Não podemos criar uma estética não-binária, uma estética queer, porque estas criações são capitais e violentas, e porque elas não fariam sentido mesmo que não o fossem. A forma como você se veste não lhe torna mais ou menos genderqueer, mais ou menos de um ou mais gêneros, ou agênerx, porque estas são narrativas possíveis, e não há narrativas legítimas da experiência trans*. Uma pessoa precisa ter acesso à sua dignidade. Grande parte do trabalho de instituições cisnormativas, principalmente das ciências psi, é a regulamentação do que é uma narrativa trans*. Do que caracteriza a transgeneridade e de quais elementos precisamos para podermos de fato ser trans*. Isto cria uma narrativa científica, tradicional e medicalizada que simplesmente faz a manutenção de nossos entendimentos sobre nosso gênero enclausurados dentro do espaço apertado e sujo que a cisnorma nos reserva, espremidxs entre as duas experiências por ela enaltecidas: a de homens cis e mulheres cis. Mas esta não é uma autoridade que a Ciência possui: esta autoridade é nossa, e somente nossa. É ideal que nós, pessoas trans*, possamos viver nossas experiências e estar bem com nossos gêneros vestindo as roupas que quisermos vestir, quer o Capital nos autorize, quer não; quer a cisnorma leia isto como ambíguo, quer não (sendo esta nossa vontade ou não). E para isto é central que não criemos uma segunda normatividade: uma experiência queer/ambígua/andrógina que seja estática e comparativa; que nos permita desautorizar alguém de sua própria identidade, ou fazer com que se sinta desautorizadx mesmo que indiretamente.
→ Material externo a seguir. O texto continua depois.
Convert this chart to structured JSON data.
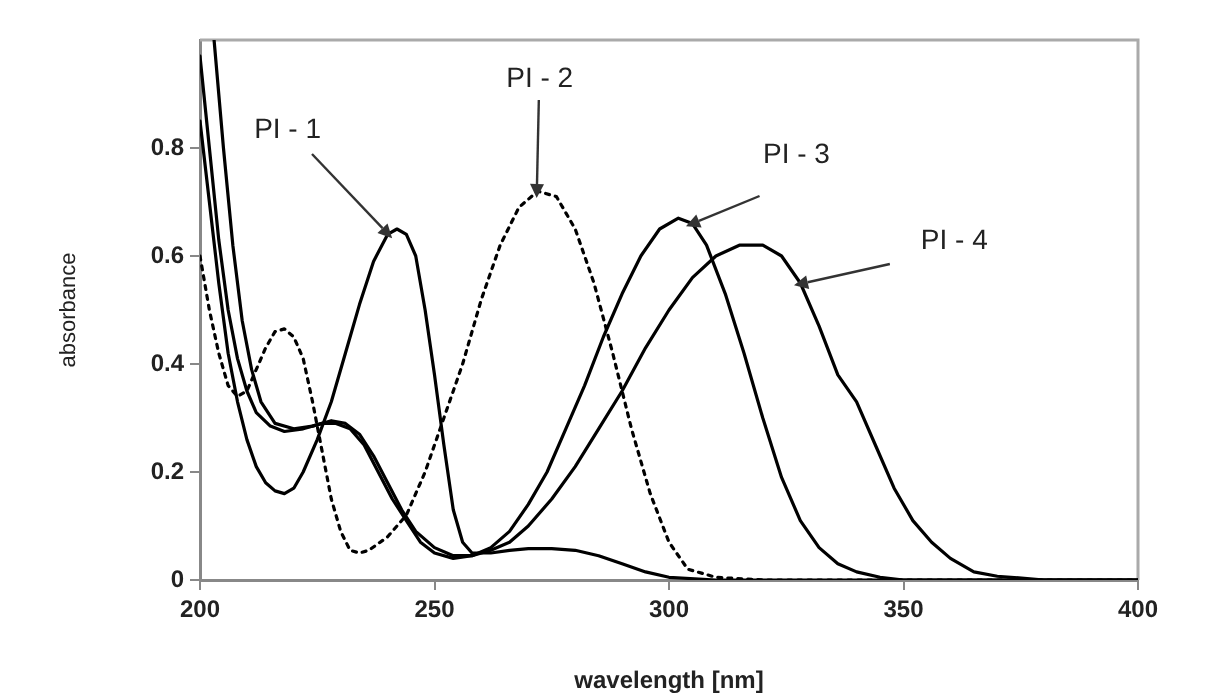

Eu, pessoa genderqueer, estou prontx. Nasci prontx. Estava prontx antes da puberdade e continuo o estando agora. Mas algo me impede de estar lá, onde eu gostaria de me apresentar com meu nome correto, com minha falta de gênero, com minhas roupas do gênero ao qual fui designadx. Sinto que serei designadx, como sou em todo lugar. Sinto que todos os olhos lerão minha experiência como a experiência de um gênero ao qual não pertenço. Sinto que se explicar-me, não irão acreditar. E sinto que tudo isso só acontecerá porque irão me encaixar, através de uma ótica binarista, a um gênero específico porque eu ainda não atingi a ambiguidade que desejo. O principal fator que contribui para esta falta é o da minha posição enquanto desempregadx. E isso significa que não me sinto prontx. Este sentimento não é inato, biológico, patológico: ele é social, capital e patriarcal. Me sinto incompletx, embora inteirx. Não consigo expressar meu gênero como de fato é, embora possa.

Mas quem é que não está prontx? Eu ou estes olhos que me leem?

E quem é que está prontx?

¹Aqui, podemos aplicar a noção de Ideologia muito claramente, pois sabemos que as percepções binárias-cissexistas sobre nossos gêneros, as de que “naturalmente” existem apenas dois; de que “naturalmente” os percebemos nxs outrxs; de que “naturalmente” estão inscritos nos nossos cérebros/genitais/cromossomos são ideias enraizadas num senso-comum que favorece e, em certa medida, advém da cisnormatividade, e que é justificado como se a natureza simplesmente fosse desta forma: binária e evidente. Esta naturalização do gênero está diretamente conectada, alimentada e construída pela Ciência, num conjunto de biologia-anatomia e medicina-ciências psi. A agência das pessoas trans* está, portanto, novamente retirada, e a sua “natureza” precisa ser entendida pela Ciência, como se esta fosse imparcial e não reproduzisse as noções binaristas e cissexistas que ela mesma produz juntamente com a religião, com o patriarcado, com o Estado. Este último, que, para justificar as violências que cometerá contra as pessoas trans* ao mediar os serviços que irá fornecer ou deixar de fornecer-lhes (gatekeeping), usará da própria Ciência numa retroalimentação apropriativa.